DE ROODBORSTJES VAN DAVID LYNCH

Zelden, zo goed als nooit heb ik het gevoel dat ik op de plaats ben waar ik moet zijn, waar ik thuishoor. Zelden voel ik me ergens op mijn gemak, vallen mijn lichaam en mijn denken samen – als het geheel dat ze toch zouden moeten vormen. Vanwaar die gespletenheid? Hoor ik daar iets? Nee? Of toch? Ik hoor ergens in mijn achterhoofd Van Morrison zingen: I’m nothing but a stranger in this world. Dat heeft hij van een blueszanger, maar komt het niet uit de bijbel? Is de bijbel niet het meest gemeenschappelijke boek, het meest gelezen, ligt het niet in miljarden hotelkamers? Is het zich niet thuis voelen in de wereld een algemeen menselijk verschijnsel, iets waar ‘bijna iedereen’ onder gebukt gaat? Ik zou het niet weten. Ik weet zo weinig. Ik heb zo weinig te vertellen. Verwacht van mij maar geen grapjes of anekdotes. Ook al ben ik geen treurwilg, ik ben zeker geen plezante Charel. Op familiefeestjes, recepties en dergelijke maak ik me zo snel mogelijk uit de voeten, ofwel drink ik me lazarus. Vlug weggevlucht, alsof ik niet gezien mag worden, alsof ik een misdadiger ben, “an angel with a dirty face”, ja ja we kennen het allemaal wel, als een bezetene snel ik naar de uitgang, de nooduitgang, de blauwe deur door, de donkere trap af, en dan sta ik op straat, omgeven door nacht.

Behoor ik dan tot de nacht? Nee, dat denk ik ook niet. Niet tot de nacht en niet tot de dag, net zoals Kyle McLachlan en vooral Laura Dern in Blue Velvet. Herinner je je de roodborstjes?

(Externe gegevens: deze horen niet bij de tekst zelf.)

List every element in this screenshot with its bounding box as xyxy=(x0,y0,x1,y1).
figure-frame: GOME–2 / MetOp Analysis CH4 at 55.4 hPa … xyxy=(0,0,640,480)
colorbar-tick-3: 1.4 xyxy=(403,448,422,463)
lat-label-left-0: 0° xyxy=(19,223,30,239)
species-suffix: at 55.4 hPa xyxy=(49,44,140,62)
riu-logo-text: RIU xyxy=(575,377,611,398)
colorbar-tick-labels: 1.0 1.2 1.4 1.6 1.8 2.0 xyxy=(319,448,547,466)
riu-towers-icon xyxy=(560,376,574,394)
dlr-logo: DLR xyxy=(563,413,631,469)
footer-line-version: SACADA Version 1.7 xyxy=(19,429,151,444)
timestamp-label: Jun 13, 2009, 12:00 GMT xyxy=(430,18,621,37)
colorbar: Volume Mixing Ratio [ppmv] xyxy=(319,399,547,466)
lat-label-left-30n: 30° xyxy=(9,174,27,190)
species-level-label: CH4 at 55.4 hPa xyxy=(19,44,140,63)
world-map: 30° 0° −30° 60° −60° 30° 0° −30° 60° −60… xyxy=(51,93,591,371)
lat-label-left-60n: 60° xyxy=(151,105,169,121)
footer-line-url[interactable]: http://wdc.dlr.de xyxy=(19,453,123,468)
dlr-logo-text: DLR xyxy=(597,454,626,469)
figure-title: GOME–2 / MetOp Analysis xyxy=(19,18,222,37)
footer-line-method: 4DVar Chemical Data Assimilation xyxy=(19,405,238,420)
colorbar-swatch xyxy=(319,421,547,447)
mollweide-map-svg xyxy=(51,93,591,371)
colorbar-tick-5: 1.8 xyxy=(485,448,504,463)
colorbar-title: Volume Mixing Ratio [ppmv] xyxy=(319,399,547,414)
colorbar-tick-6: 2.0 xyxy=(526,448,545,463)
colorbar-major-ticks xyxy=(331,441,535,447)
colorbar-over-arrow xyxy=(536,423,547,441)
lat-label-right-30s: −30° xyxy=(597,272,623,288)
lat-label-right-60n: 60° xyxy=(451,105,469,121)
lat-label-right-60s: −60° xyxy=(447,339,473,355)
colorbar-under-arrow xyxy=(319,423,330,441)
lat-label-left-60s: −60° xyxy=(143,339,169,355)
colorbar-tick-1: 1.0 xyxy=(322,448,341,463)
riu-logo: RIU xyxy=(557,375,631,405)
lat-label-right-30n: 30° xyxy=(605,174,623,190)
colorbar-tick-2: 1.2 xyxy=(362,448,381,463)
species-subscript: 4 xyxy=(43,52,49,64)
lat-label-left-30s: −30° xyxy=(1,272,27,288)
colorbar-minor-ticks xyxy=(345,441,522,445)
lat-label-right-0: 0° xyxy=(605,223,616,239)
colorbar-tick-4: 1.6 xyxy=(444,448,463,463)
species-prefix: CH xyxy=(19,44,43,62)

“I had a dream. In fact, it was on the night I met you. In the dream, there was our world, and the world was dark because there weren’t any robins and the robins represented love. And for the longest time, there was this darkness. And all of a sudden, thousands of robins were set free and they flew down and brought this blinding light of love. And it seemed that love would make any difference, and it did. So, I guess it means that there is trouble until the robins come.”
Het is duidelijk dat David Lynch weet waar ik het over heb. Sommige romantische dichters en surrealistische kunstenaars wisten het evenzeer. Kijk naar de werken van Dorothea Tanning en Max Ernst. Wellicht zijn zij niet op de vlucht gegaan maar hebben ze ‘het normale’ geweigerd, en hebben ze hun eigen wereld gecreëerd. Elk werk schijnt dan een instrument te zijn dat het leven in hun eigen wereld mogelijk maakt. Elk instrument een schitterende vondst. Ik houd van die namen, David Lynch, Max Ernst, Dorothea Tanning. Met zulke namen bouw ik mijn wereld op, maar niet alleen met hun namen: hun werk zet mij op het spoor van iets wat ik nog niet ken. Ze maken een ontdekkingsreiziger van me; zie je mij hier tekeer gaan met mijn zaklamp en kompas, terwijl Nancy Sinatra enigszins vals Nights In White Satin zingt (maar zoveel mooier dan de valse kitsch van Moody Blues)? Yes I love you, oh, how I love you. Laat de roodborstjes komen!